Xavier Becerra for Health and Human Services Secretary 🏥
Becerra, who is currently Attorney General of California, is a former member of House Democratic leadership who would also be the first Latino to lead the Department of Health and Human Services. From the right, anti-choice fury is driving the energy opposing Becerra’s confirmation, and because irony is dead, so are claims of inexperience (Trump’s first HHS secretary was Tom Price, whose primary healthcare policy experience was being a corrupt doctor and politician who opposed the Affordable Care Act).
While Becerra’s nomination doesn’t appear to be at all imperiled by the GOP’s pearl-clutching, there is very little pro-Becerra content on Facebook and Instagram from the past month. The few pro-Becerra posts that have earned high interactions + impressions are from progressive content shops like Occupy Democrats that are spreading this tweet.
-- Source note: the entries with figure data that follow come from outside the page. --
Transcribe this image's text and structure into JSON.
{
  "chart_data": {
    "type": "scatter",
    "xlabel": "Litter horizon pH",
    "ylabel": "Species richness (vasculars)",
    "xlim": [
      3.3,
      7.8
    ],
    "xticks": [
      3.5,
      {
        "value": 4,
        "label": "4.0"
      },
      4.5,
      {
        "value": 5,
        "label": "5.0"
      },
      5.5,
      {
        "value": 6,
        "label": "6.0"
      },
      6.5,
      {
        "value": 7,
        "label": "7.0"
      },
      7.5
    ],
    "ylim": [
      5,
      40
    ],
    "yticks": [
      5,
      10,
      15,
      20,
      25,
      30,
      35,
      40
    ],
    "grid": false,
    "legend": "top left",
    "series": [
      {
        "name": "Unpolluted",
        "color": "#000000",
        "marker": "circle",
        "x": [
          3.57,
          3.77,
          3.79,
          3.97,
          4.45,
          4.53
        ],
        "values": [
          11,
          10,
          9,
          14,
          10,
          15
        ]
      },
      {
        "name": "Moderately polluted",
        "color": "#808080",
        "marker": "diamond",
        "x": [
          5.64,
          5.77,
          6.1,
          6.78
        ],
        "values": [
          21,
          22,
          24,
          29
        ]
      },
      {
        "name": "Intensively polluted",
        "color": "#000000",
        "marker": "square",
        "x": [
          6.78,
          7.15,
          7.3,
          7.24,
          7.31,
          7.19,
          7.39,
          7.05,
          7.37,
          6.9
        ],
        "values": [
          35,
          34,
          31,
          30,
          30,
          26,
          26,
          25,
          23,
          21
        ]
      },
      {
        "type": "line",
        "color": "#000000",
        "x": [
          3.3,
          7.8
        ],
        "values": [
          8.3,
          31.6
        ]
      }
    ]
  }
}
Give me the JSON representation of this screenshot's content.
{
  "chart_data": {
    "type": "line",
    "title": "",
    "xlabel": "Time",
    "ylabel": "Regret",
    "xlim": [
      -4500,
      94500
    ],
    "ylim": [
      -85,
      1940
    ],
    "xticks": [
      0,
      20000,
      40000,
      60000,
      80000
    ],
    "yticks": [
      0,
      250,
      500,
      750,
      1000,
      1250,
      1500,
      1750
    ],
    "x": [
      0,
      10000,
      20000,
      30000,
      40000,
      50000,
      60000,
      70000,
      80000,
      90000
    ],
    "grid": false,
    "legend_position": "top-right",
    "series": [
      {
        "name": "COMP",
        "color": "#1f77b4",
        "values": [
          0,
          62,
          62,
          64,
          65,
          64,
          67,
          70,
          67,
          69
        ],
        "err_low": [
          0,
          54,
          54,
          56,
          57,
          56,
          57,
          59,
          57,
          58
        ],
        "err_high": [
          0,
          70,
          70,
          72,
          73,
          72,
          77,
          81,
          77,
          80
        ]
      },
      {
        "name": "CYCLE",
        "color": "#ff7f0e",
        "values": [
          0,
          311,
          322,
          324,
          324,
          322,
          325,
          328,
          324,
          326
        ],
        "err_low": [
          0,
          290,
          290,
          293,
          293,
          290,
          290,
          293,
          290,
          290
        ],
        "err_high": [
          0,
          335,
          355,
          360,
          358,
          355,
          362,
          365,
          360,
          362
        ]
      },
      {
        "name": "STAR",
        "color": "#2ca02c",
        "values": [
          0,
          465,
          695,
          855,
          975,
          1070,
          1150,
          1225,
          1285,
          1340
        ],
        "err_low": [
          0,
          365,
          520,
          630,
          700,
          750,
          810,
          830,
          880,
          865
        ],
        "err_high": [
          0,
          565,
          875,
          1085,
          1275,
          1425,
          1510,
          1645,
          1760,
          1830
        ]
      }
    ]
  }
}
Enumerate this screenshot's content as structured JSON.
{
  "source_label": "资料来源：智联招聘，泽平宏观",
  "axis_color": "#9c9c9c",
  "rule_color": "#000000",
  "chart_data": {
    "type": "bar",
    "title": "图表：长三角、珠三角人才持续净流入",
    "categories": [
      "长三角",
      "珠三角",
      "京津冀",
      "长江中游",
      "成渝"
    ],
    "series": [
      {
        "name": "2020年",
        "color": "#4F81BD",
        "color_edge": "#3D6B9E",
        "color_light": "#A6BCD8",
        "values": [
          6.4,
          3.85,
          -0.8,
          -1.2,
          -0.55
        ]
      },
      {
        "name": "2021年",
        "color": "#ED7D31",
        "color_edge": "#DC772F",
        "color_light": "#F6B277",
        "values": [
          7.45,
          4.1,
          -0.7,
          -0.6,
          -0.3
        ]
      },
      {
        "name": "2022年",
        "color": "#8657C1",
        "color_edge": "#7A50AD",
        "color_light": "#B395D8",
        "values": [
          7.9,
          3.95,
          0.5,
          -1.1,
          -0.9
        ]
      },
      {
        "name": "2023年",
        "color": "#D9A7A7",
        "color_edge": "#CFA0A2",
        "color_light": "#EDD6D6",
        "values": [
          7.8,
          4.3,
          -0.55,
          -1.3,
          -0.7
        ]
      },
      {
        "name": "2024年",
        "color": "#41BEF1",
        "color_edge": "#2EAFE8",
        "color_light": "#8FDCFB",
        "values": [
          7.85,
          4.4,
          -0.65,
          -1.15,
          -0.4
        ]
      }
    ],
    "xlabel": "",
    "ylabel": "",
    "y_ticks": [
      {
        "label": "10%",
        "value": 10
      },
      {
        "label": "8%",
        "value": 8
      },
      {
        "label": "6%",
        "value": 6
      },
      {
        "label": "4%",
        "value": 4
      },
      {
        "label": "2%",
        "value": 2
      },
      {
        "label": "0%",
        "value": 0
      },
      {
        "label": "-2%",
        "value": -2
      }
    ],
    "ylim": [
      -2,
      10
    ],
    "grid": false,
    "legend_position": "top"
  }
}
Deb Haaland for Interior Secretary 🦅
If confirmed, Rep. Haaland would have the distinct honor of being the first Native American to ever serve as a Cabinet secretary. Nonetheless, a handful of fossil fuel-friendly Republican senators are dead-set on opposing her nomination because of the Biden administration’s bold conservation and clean energy agenda. (FWIW, here’s how much cash some of Haaland’s fiercest GOP critics have received from the oil and gas industry 🙃).
Unfortunately for these oil-soaked Republicans, a coalition of progressives, Native rights activists, and environmental activists have been campaigning for Haaland’s nomination since before she was even nominated. These groups and friendly media outlets put out some of the most-engaged Facebook and Instagram posts between Biden’s victory and Haaland’s nomination.
And when Biden did come around to nominating Haaland, social media exploded in celebration and congratulations. CrowdTangle estimates that on December 17th, when her nomination was announced, posts mentioning Haaland received over 3 million interactions across Facebook and Instagram.
Looking at content from the past 30 days, pro-Haaland content has still dominated the online conversation around her, driven largely by AOC, Occupy Democrats, and even Pearl Jam. 🎸 Activists on Twitter have organized #DebForInterior tweet storms calling on progressives to lobby Senators in support of her nomination. On the right, though, only Dinesh D’Souza and Breitbart have been able to come remotely close to the success of the left’s content on the issue.
At the end of the day, President Biden has already been successful at building a historically diverse cabinet that reflects America and the broad coalition that elected him. These high-stakes confirmation fights are inevitable regardless of who’s in power, and Republicans would look to sink a nominee or two no matter who Biden picked.
However, this week’s confirmation battles show that right-wing politicians and accounts on social media are experts at making partisan content meant to inflame and persuade, and that in order to compete, the Left has to continue organizing and building online campaigns to defend and push their own agenda.